Engineering Phonon Isolation in SOI Superconducting Qubits for Radiation-Resilient Quantum Hardware.

Superconducting qubits are highly susceptible to quasiparticle generation from background ionizing radiation, which produces energetic phonons capable of breaking Cooper pairs and inducing correlated errors. Following the observation of cosmic-ray induced error bursts in large-scale superconducting qubit arrays [1], recent efforts have explored radiation abatement through phonon down conversion, material optimization, and underground operation [2,3]. However, scalable on-chip suppression of phonon-mediated quasiparticles remains an open challenge.

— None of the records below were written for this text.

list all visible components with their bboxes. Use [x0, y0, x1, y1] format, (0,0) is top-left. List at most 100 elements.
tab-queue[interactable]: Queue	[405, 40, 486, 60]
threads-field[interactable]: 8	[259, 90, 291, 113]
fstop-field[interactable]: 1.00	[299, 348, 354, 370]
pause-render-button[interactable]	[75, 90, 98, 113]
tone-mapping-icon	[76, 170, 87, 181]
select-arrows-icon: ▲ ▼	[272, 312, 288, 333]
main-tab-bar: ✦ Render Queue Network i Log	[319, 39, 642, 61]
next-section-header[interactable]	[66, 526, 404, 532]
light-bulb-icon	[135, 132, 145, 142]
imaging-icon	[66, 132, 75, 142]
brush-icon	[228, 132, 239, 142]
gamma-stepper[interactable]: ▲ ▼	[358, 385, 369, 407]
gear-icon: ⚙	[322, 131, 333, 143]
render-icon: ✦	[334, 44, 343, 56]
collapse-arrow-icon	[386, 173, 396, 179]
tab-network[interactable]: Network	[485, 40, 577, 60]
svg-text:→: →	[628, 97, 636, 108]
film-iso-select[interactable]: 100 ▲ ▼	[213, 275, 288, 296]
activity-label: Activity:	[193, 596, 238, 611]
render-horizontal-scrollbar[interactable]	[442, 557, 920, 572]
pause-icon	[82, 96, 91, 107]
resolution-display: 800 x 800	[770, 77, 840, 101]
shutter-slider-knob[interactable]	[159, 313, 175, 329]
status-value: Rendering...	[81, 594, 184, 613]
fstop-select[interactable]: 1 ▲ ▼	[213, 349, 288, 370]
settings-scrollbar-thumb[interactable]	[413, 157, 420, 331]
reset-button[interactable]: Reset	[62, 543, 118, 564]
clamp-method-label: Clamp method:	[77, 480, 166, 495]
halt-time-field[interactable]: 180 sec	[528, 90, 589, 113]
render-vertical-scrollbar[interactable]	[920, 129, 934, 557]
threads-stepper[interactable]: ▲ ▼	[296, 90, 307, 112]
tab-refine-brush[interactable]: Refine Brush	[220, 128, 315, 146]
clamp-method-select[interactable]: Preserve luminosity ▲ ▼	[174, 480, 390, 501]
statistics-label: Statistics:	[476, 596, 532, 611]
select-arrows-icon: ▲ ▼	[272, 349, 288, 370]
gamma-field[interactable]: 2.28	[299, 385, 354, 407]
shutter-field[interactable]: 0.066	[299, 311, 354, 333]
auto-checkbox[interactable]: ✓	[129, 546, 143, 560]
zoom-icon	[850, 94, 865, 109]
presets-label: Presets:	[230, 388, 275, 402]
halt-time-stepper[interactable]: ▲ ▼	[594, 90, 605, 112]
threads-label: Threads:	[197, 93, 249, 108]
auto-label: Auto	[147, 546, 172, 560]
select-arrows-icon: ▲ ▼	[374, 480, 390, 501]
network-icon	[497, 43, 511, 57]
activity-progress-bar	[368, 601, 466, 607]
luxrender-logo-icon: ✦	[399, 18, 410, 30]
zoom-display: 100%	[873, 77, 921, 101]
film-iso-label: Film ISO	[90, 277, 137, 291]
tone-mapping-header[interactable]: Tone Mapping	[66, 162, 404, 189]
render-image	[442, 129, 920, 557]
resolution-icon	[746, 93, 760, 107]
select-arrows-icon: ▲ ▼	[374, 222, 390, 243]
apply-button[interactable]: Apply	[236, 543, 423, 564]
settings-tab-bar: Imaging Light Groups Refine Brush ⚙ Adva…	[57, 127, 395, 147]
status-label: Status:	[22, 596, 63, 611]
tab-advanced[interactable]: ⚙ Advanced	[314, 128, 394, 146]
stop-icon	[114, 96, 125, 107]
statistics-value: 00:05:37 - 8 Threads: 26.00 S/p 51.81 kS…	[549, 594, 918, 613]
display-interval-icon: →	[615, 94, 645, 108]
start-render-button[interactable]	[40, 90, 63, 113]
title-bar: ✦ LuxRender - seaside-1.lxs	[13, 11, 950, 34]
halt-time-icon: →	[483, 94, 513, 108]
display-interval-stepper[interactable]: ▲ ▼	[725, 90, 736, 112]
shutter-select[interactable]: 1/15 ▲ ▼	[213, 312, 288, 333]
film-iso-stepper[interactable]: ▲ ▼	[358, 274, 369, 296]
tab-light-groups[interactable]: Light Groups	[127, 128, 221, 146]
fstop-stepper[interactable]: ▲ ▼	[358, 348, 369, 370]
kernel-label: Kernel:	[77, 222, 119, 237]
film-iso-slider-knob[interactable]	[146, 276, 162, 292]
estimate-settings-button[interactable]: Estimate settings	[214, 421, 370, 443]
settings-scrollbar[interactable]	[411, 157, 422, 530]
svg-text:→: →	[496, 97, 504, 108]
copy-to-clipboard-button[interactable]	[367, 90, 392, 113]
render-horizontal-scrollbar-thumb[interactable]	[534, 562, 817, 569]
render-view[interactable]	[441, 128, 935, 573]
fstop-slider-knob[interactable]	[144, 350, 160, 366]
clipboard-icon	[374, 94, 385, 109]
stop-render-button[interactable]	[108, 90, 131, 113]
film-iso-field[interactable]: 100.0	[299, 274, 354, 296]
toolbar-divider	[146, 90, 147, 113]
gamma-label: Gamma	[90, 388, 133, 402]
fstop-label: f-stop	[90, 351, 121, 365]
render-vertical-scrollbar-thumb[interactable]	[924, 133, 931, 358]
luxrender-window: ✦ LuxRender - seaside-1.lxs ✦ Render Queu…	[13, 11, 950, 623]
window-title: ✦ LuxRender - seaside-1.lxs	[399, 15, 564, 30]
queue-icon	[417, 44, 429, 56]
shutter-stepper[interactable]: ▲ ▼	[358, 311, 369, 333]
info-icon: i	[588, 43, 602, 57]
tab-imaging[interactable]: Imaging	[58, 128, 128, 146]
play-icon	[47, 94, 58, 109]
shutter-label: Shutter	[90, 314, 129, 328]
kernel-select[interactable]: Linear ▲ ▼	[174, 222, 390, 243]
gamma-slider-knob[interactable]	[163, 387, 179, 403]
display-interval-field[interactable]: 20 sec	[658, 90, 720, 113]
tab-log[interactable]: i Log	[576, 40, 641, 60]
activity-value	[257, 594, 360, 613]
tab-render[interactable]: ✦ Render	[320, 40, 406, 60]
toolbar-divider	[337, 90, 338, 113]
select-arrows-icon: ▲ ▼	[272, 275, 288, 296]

In this work, we present the design and fabrication of Transmon qubits on a silicon-on-insulator (SOI) platform incorporating a suspended membrane that acts as an acoustic low-pass filter. This architecture enables systematic investigation of phonon transport and its role in radiation-induced decoherence. We report successful fabrication and characterization of SOI-based Transmon, demonstrating compatibility of membrane-supported architectures with standard superconducting qubit processes and operation. Future work will focus on comparative surface and underground measurements to quantify radiation-induced decoherence and validate the proposed phonon-isolation approach.

[1]: McEwen, M., Faoro, L., Arya, K. et al. Resolving catastrophic error bursts from cosmic rays in large arrays of superconducting qubits. Nat. Phys. 18, 107–111 (2022).

[2]: Loer, B., et al. Abatement of ionizing radiation for superconducting quantum devices. Nat. Commun. 15, (2024).

[3]:Bargerbos, A., et al. Mitigation of quasiparticle loss in superconducting qubits by phonon scattering. Phys. Rev. Lett. 131, (2023).